[22] For example: “Ours is a sincere doubt as to whether the question ‘And what did you do during the Great War?’ might not embarrass, among others, God.”

[23] He said of Firpo that when he came up after the sixth or seventh knock-down, his face looked like a slateful of wrong answers.

[24] A footnote to a footnote is preposterous. Perhaps the very excess of its obscurity will give it prominence and render faint justice to the old New York Hippodrome. It is a fine example of handling of material, and of adjustment, spoiled occasionally by too much very loud singing and a bit of art. It is part of New York’s small-townness; but it is so vast in its proportions that it can never acquire the personal following of a small one-ring circus like the Medrano in Paris. I adore the Hippodrome when it is a succession of acts: the trained crow and Ferry who plays music on a fence and the amazing mechanical and electrical effects. Joe Jackson, one of the greatest of clowns, played there, too, and had ample scope.
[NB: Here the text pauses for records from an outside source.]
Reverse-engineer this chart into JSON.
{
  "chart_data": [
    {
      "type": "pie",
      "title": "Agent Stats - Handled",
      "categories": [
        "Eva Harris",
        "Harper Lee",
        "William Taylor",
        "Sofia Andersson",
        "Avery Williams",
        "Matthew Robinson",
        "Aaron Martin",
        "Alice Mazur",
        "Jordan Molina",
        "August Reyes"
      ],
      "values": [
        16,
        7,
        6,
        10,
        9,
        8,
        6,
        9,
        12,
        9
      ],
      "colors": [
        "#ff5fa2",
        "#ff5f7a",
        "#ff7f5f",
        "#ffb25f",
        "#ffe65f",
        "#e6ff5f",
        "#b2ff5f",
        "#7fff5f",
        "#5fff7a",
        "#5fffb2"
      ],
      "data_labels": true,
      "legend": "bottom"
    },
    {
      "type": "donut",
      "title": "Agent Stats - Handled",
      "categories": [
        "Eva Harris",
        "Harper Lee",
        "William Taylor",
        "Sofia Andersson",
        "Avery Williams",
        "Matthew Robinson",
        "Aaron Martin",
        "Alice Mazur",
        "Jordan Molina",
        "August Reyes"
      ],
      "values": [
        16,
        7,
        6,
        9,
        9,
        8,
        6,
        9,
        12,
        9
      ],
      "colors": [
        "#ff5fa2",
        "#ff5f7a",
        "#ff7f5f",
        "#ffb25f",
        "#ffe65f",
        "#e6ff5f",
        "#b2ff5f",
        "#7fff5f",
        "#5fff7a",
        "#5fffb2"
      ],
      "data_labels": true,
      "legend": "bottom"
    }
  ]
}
I like also the complete annihilation of personality in the chorus. When you see three hundred girls doing the same thing it becomes a problem in mass—I recall one instance when it was a mass of white backs with black lines indicating the probable existence of clothes—the whole thing was quite unhuman. And one great scene in which, I believe, the whole of the personnel participated: there were, it seemed, hundreds of tumblers and scores of clowns, and a whole toy shop in excited action. Oddly enough, one finds that the weakness of the Hip is in its humour; there is plenty of it, but it is not concentrated, and there is no specific Hippodrome “style.” What it will become under the new Keith régime remains to be seen.
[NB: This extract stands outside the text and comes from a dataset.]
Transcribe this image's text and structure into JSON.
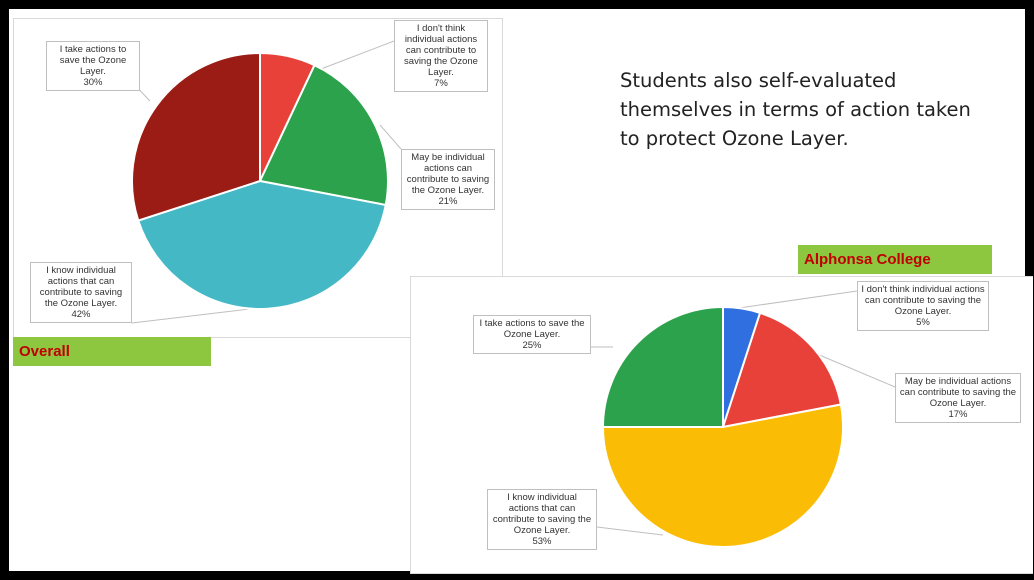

[25] I have seen them since in another entrance, the most brilliant of all. See [Appendix].

[26] They nevertheless played exquisitely, I am told, in the Cocteau-Milhaud Bœuf sur le Toit.

[27] Quanto più, un’ arte porta seco fatica di corpo, tanto più è vile! Pater, who quotes this of Leonardo, calls it “princely.”
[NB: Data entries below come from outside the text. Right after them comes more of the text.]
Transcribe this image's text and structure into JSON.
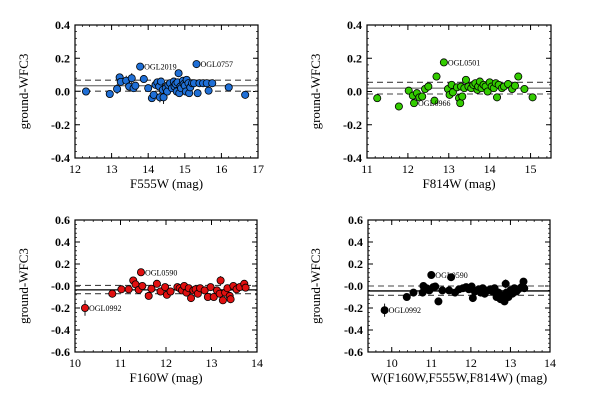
{
  "chart_data": [
    {
      "type": "scatter",
      "panel": "top-left",
      "xlabel": "F555W (mag)",
      "ylabel": "ground-WFC3",
      "xlim": [
        12,
        17
      ],
      "ylim": [
        -0.4,
        0.4
      ],
      "xticks": [
        12,
        13,
        14,
        15,
        16,
        17
      ],
      "xtick_labels": [
        "12",
        "13",
        "14",
        "15",
        "16",
        "17"
      ],
      "yticks": [
        0.4,
        0.2,
        0.0,
        -0.2,
        -0.4
      ],
      "ytick_labels": [
        "0.4",
        "0.2",
        "0.0",
        "-0.2",
        "-0.4"
      ],
      "marker_color": "#1f6fd6",
      "mean_line": 0.035,
      "dashed_lines": [
        0.068,
        0.002
      ],
      "mean_line_color": "#808080",
      "grid": false,
      "annotations": [
        {
          "text": "OGL2019",
          "x": 13.78,
          "y": 0.15
        },
        {
          "text": "OGL0757",
          "x": 15.32,
          "y": 0.165
        }
      ],
      "points": [
        [
          12.3,
          0.0,
          0.02
        ],
        [
          12.95,
          -0.015,
          0.02
        ],
        [
          13.15,
          0.015,
          0.03
        ],
        [
          13.22,
          0.085,
          0.02
        ],
        [
          13.25,
          0.058,
          0.02
        ],
        [
          13.4,
          0.065,
          0.03
        ],
        [
          13.48,
          0.03,
          0.03
        ],
        [
          13.55,
          0.08,
          0.03
        ],
        [
          13.6,
          0.02,
          0.02
        ],
        [
          13.65,
          0.035,
          0.02
        ],
        [
          13.78,
          0.15,
          0.02
        ],
        [
          13.88,
          0.075,
          0.02
        ],
        [
          14.0,
          0.02,
          0.02
        ],
        [
          14.1,
          -0.04,
          0.02
        ],
        [
          14.15,
          -0.02,
          0.02
        ],
        [
          14.2,
          0.04,
          0.02
        ],
        [
          14.25,
          0.055,
          0.02
        ],
        [
          14.3,
          0.03,
          0.02
        ],
        [
          14.32,
          -0.035,
          0.03
        ],
        [
          14.35,
          0.06,
          0.02
        ],
        [
          14.4,
          0.01,
          0.04
        ],
        [
          14.42,
          -0.035,
          0.04
        ],
        [
          14.48,
          0.02,
          0.02
        ],
        [
          14.52,
          0.0,
          0.02
        ],
        [
          14.55,
          0.04,
          0.02
        ],
        [
          14.6,
          0.05,
          0.02
        ],
        [
          14.65,
          0.02,
          0.02
        ],
        [
          14.7,
          0.06,
          0.02
        ],
        [
          14.72,
          0.03,
          0.02
        ],
        [
          14.75,
          0.045,
          0.02
        ],
        [
          14.78,
          0.0,
          0.02
        ],
        [
          14.8,
          0.055,
          0.02
        ],
        [
          14.83,
          0.11,
          0.02
        ],
        [
          14.85,
          -0.01,
          0.02
        ],
        [
          14.88,
          0.03,
          0.02
        ],
        [
          14.9,
          0.02,
          0.02
        ],
        [
          14.95,
          0.065,
          0.02
        ],
        [
          14.97,
          0.045,
          0.02
        ],
        [
          15.0,
          0.035,
          0.02
        ],
        [
          15.03,
          0.0,
          0.02
        ],
        [
          15.05,
          0.07,
          0.02
        ],
        [
          15.1,
          0.05,
          0.02
        ],
        [
          15.12,
          -0.01,
          0.02
        ],
        [
          15.15,
          0.025,
          0.02
        ],
        [
          15.2,
          0.05,
          0.02
        ],
        [
          15.25,
          0.05,
          0.02
        ],
        [
          15.32,
          0.165,
          0.02
        ],
        [
          15.35,
          -0.01,
          0.02
        ],
        [
          15.4,
          0.05,
          0.02
        ],
        [
          15.5,
          0.05,
          0.02
        ],
        [
          15.6,
          0.05,
          0.02
        ],
        [
          15.65,
          0.005,
          0.02
        ],
        [
          15.75,
          0.05,
          0.02
        ],
        [
          16.2,
          0.025,
          0.02
        ],
        [
          16.65,
          -0.02,
          0.02
        ]
      ]
    },
    {
      "type": "scatter",
      "panel": "top-right",
      "xlabel": "F814W (mag)",
      "ylabel": "ground-WFC3",
      "xlim": [
        11,
        15.5
      ],
      "ylim": [
        -0.4,
        0.4
      ],
      "xticks": [
        11,
        12,
        13,
        14,
        15
      ],
      "xtick_labels": [
        "11",
        "12",
        "13",
        "14",
        "15"
      ],
      "yticks": [
        0.4,
        0.2,
        0.0,
        -0.2,
        -0.4
      ],
      "ytick_labels": [
        "0.4",
        "0.2",
        "0.0",
        "-0.2",
        "-0.4"
      ],
      "marker_color": "#33cc00",
      "mean_line": 0.02,
      "dashed_lines": [
        0.055,
        -0.015
      ],
      "mean_line_color": "#808080",
      "grid": false,
      "annotations": [
        {
          "text": "OGL0501",
          "x": 12.88,
          "y": 0.175
        },
        {
          "text": "OGL0966",
          "x": 12.15,
          "y": -0.07
        }
      ],
      "points": [
        [
          11.25,
          -0.04,
          0.02
        ],
        [
          11.78,
          -0.09,
          0.02
        ],
        [
          12.02,
          0.005,
          0.02
        ],
        [
          12.12,
          -0.025,
          0.02
        ],
        [
          12.15,
          -0.07,
          0.02
        ],
        [
          12.22,
          -0.01,
          0.02
        ],
        [
          12.28,
          -0.035,
          0.02
        ],
        [
          12.35,
          -0.03,
          0.02
        ],
        [
          12.42,
          0.015,
          0.02
        ],
        [
          12.5,
          0.03,
          0.02
        ],
        [
          12.65,
          -0.055,
          0.02
        ],
        [
          12.7,
          0.09,
          0.02
        ],
        [
          12.88,
          0.175,
          0.02
        ],
        [
          12.98,
          0.015,
          0.02
        ],
        [
          13.02,
          -0.02,
          0.02
        ],
        [
          13.07,
          0.04,
          0.02
        ],
        [
          13.1,
          -0.005,
          0.02
        ],
        [
          13.2,
          0.025,
          0.02
        ],
        [
          13.25,
          -0.04,
          0.02
        ],
        [
          13.28,
          -0.07,
          0.02
        ],
        [
          13.3,
          0.03,
          0.02
        ],
        [
          13.33,
          -0.03,
          0.02
        ],
        [
          13.38,
          0.02,
          0.02
        ],
        [
          13.42,
          0.07,
          0.02
        ],
        [
          13.48,
          0.03,
          0.02
        ],
        [
          13.55,
          0.02,
          0.02
        ],
        [
          13.6,
          0.04,
          0.02
        ],
        [
          13.65,
          0.05,
          0.02
        ],
        [
          13.7,
          0.01,
          0.02
        ],
        [
          13.72,
          0.03,
          0.02
        ],
        [
          13.76,
          0.06,
          0.02
        ],
        [
          13.8,
          0.02,
          0.02
        ],
        [
          13.85,
          0.04,
          0.02
        ],
        [
          13.9,
          0.03,
          0.02
        ],
        [
          13.95,
          0.0,
          0.02
        ],
        [
          14.0,
          0.055,
          0.02
        ],
        [
          14.05,
          0.03,
          0.02
        ],
        [
          14.1,
          0.02,
          0.02
        ],
        [
          14.15,
          0.05,
          0.02
        ],
        [
          14.18,
          -0.035,
          0.02
        ],
        [
          14.22,
          0.04,
          0.02
        ],
        [
          14.3,
          0.02,
          0.02
        ],
        [
          14.35,
          0.03,
          0.02
        ],
        [
          14.45,
          0.045,
          0.02
        ],
        [
          14.55,
          0.015,
          0.02
        ],
        [
          14.62,
          0.035,
          0.02
        ],
        [
          14.7,
          0.09,
          0.02
        ],
        [
          14.85,
          0.015,
          0.02
        ],
        [
          15.05,
          -0.035,
          0.02
        ]
      ]
    },
    {
      "type": "scatter",
      "panel": "bottom-left",
      "xlabel": "F160W  (mag)",
      "ylabel": "ground-WFC3",
      "xlim": [
        10,
        14
      ],
      "ylim": [
        -0.6,
        0.6
      ],
      "xticks": [
        10,
        11,
        12,
        13,
        14
      ],
      "xtick_labels": [
        "10",
        "11",
        "12",
        "13",
        "14"
      ],
      "yticks": [
        0.6,
        0.4,
        0.2,
        0.0,
        -0.2,
        -0.4,
        -0.6
      ],
      "ytick_labels": [
        "0.6",
        "0.4",
        "0.2",
        "-0.0",
        "-0.2",
        "-0.4",
        "-0.6"
      ],
      "marker_color": "#e01010",
      "mean_line": -0.035,
      "dashed_lines": [
        0.005,
        -0.07
      ],
      "mean_line_color": "#000000",
      "grid": false,
      "annotations": [
        {
          "text": "OGL0590",
          "x": 11.45,
          "y": 0.125
        },
        {
          "text": "OGL0992",
          "x": 10.22,
          "y": -0.2
        }
      ],
      "points": [
        [
          10.22,
          -0.2,
          0.07
        ],
        [
          10.82,
          -0.07,
          0.02
        ],
        [
          11.02,
          -0.03,
          0.02
        ],
        [
          11.18,
          -0.03,
          0.02
        ],
        [
          11.28,
          0.05,
          0.03
        ],
        [
          11.33,
          0.015,
          0.02
        ],
        [
          11.4,
          -0.035,
          0.03
        ],
        [
          11.45,
          0.125,
          0.03
        ],
        [
          11.48,
          0.0,
          0.02
        ],
        [
          11.62,
          -0.09,
          0.02
        ],
        [
          11.68,
          -0.025,
          0.02
        ],
        [
          11.8,
          0.02,
          0.02
        ],
        [
          11.88,
          -0.05,
          0.02
        ],
        [
          11.98,
          -0.01,
          0.02
        ],
        [
          12.02,
          -0.08,
          0.02
        ],
        [
          12.1,
          -0.05,
          0.02
        ],
        [
          12.25,
          -0.01,
          0.03
        ],
        [
          12.3,
          -0.02,
          0.03
        ],
        [
          12.35,
          -0.04,
          0.02
        ],
        [
          12.4,
          0.0,
          0.02
        ],
        [
          12.45,
          -0.06,
          0.02
        ],
        [
          12.5,
          -0.02,
          0.02
        ],
        [
          12.55,
          -0.11,
          0.02
        ],
        [
          12.6,
          -0.04,
          0.02
        ],
        [
          12.65,
          -0.03,
          0.02
        ],
        [
          12.7,
          -0.07,
          0.02
        ],
        [
          12.75,
          -0.02,
          0.02
        ],
        [
          12.85,
          -0.04,
          0.02
        ],
        [
          12.92,
          -0.1,
          0.02
        ],
        [
          12.98,
          -0.01,
          0.02
        ],
        [
          13.05,
          -0.1,
          0.02
        ],
        [
          13.12,
          -0.04,
          0.02
        ],
        [
          13.18,
          -0.07,
          0.02
        ],
        [
          13.2,
          0.05,
          0.04
        ],
        [
          13.25,
          -0.13,
          0.02
        ],
        [
          13.3,
          -0.06,
          0.02
        ],
        [
          13.35,
          -0.02,
          0.02
        ],
        [
          13.4,
          -0.09,
          0.02
        ],
        [
          13.42,
          -0.12,
          0.02
        ],
        [
          13.48,
          0.0,
          0.02
        ],
        [
          13.55,
          -0.03,
          0.02
        ],
        [
          13.62,
          -0.01,
          0.02
        ],
        [
          13.72,
          0.02,
          0.02
        ],
        [
          13.75,
          -0.015,
          0.02
        ]
      ]
    },
    {
      "type": "scatter",
      "panel": "bottom-right",
      "xlabel": "W(F160W,F555W,F814W) (mag)",
      "ylabel": "ground-WFC3",
      "xlim": [
        9.4,
        14
      ],
      "ylim": [
        -0.6,
        0.6
      ],
      "xticks": [
        10,
        11,
        12,
        13,
        14
      ],
      "xtick_labels": [
        "10",
        "11",
        "12",
        "13",
        "14"
      ],
      "yticks": [
        0.6,
        0.4,
        0.2,
        0.0,
        -0.2,
        -0.4,
        -0.6
      ],
      "ytick_labels": [
        "0.6",
        "0.4",
        "0.2",
        "-0.0",
        "-0.2",
        "-0.4",
        "-0.6"
      ],
      "marker_color": "#000000",
      "mean_line": -0.045,
      "dashed_lines": [
        0.0,
        -0.085
      ],
      "mean_line_color": "#000000",
      "grid": false,
      "annotations": [
        {
          "text": "OGL0590",
          "x": 11.0,
          "y": 0.1
        },
        {
          "text": "OGL0992",
          "x": 9.82,
          "y": -0.22
        }
      ],
      "points": [
        [
          9.82,
          -0.22,
          0.06
        ],
        [
          10.38,
          -0.1,
          0.02
        ],
        [
          10.55,
          -0.06,
          0.02
        ],
        [
          10.78,
          -0.06,
          0.02
        ],
        [
          10.8,
          0.0,
          0.03
        ],
        [
          10.88,
          -0.02,
          0.02
        ],
        [
          10.95,
          -0.04,
          0.02
        ],
        [
          11.0,
          0.1,
          0.03
        ],
        [
          11.05,
          -0.01,
          0.02
        ],
        [
          11.1,
          -0.005,
          0.02
        ],
        [
          11.18,
          -0.14,
          0.02
        ],
        [
          11.28,
          -0.04,
          0.02
        ],
        [
          11.45,
          -0.04,
          0.02
        ],
        [
          11.5,
          0.08,
          0.02
        ],
        [
          11.6,
          -0.06,
          0.02
        ],
        [
          11.7,
          -0.03,
          0.02
        ],
        [
          11.8,
          -0.02,
          0.02
        ],
        [
          11.88,
          -0.01,
          0.02
        ],
        [
          11.95,
          -0.03,
          0.02
        ],
        [
          12.02,
          -0.005,
          0.02
        ],
        [
          12.05,
          -0.11,
          0.02
        ],
        [
          12.1,
          -0.05,
          0.02
        ],
        [
          12.2,
          -0.03,
          0.02
        ],
        [
          12.25,
          -0.06,
          0.02
        ],
        [
          12.3,
          -0.02,
          0.02
        ],
        [
          12.35,
          -0.07,
          0.02
        ],
        [
          12.42,
          -0.04,
          0.02
        ],
        [
          12.5,
          -0.03,
          0.02
        ],
        [
          12.55,
          -0.05,
          0.02
        ],
        [
          12.6,
          -0.02,
          0.02
        ],
        [
          12.65,
          -0.1,
          0.02
        ],
        [
          12.7,
          -0.06,
          0.02
        ],
        [
          12.75,
          -0.12,
          0.02
        ],
        [
          12.8,
          -0.09,
          0.02
        ],
        [
          12.85,
          -0.14,
          0.02
        ],
        [
          12.88,
          0.02,
          0.04
        ],
        [
          12.9,
          -0.06,
          0.02
        ],
        [
          12.95,
          -0.1,
          0.02
        ],
        [
          13.0,
          -0.04,
          0.02
        ],
        [
          13.05,
          -0.07,
          0.02
        ],
        [
          13.1,
          -0.02,
          0.02
        ],
        [
          13.15,
          -0.05,
          0.02
        ],
        [
          13.2,
          -0.03,
          0.02
        ],
        [
          13.28,
          -0.01,
          0.02
        ],
        [
          13.33,
          0.04,
          0.02
        ],
        [
          13.35,
          -0.02,
          0.02
        ]
      ]
    }
  ]
}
[28] It is not too late for you to film Mr D. Taylor’s Should a Brother-in-Law Give a Damn?

[29] I haven’t seen The Covered Wagon. Its theme returns to the legendary history of America. There is no reason why it should not have been highly imaginative. But I wonder whether the thousands of prairie schooners one hears about are the film or the image. In the latter case there is no objection.

[30] They have done so. See “[The Cinema Novel].”

[31] I wrote once, and was properly rapped over the knuckles for writing, that it wasn’t to escape Bach, but to escape Puccini, that one played Berlin. Mr Haviland, whom I have quoted frequently, replied that those who really cared for jazz cared for it, not as an escape from any other art. I had not intended to write an apology; only, since I was replying to the usual attack on the jazz arts, I wanted to indicate that in addition to their primary virtues they have this great secondary one, that when we are too fed up with bad drawing, bad music, bad acting, and second-rate sentiment, we can be sure of consolation in the lively arts.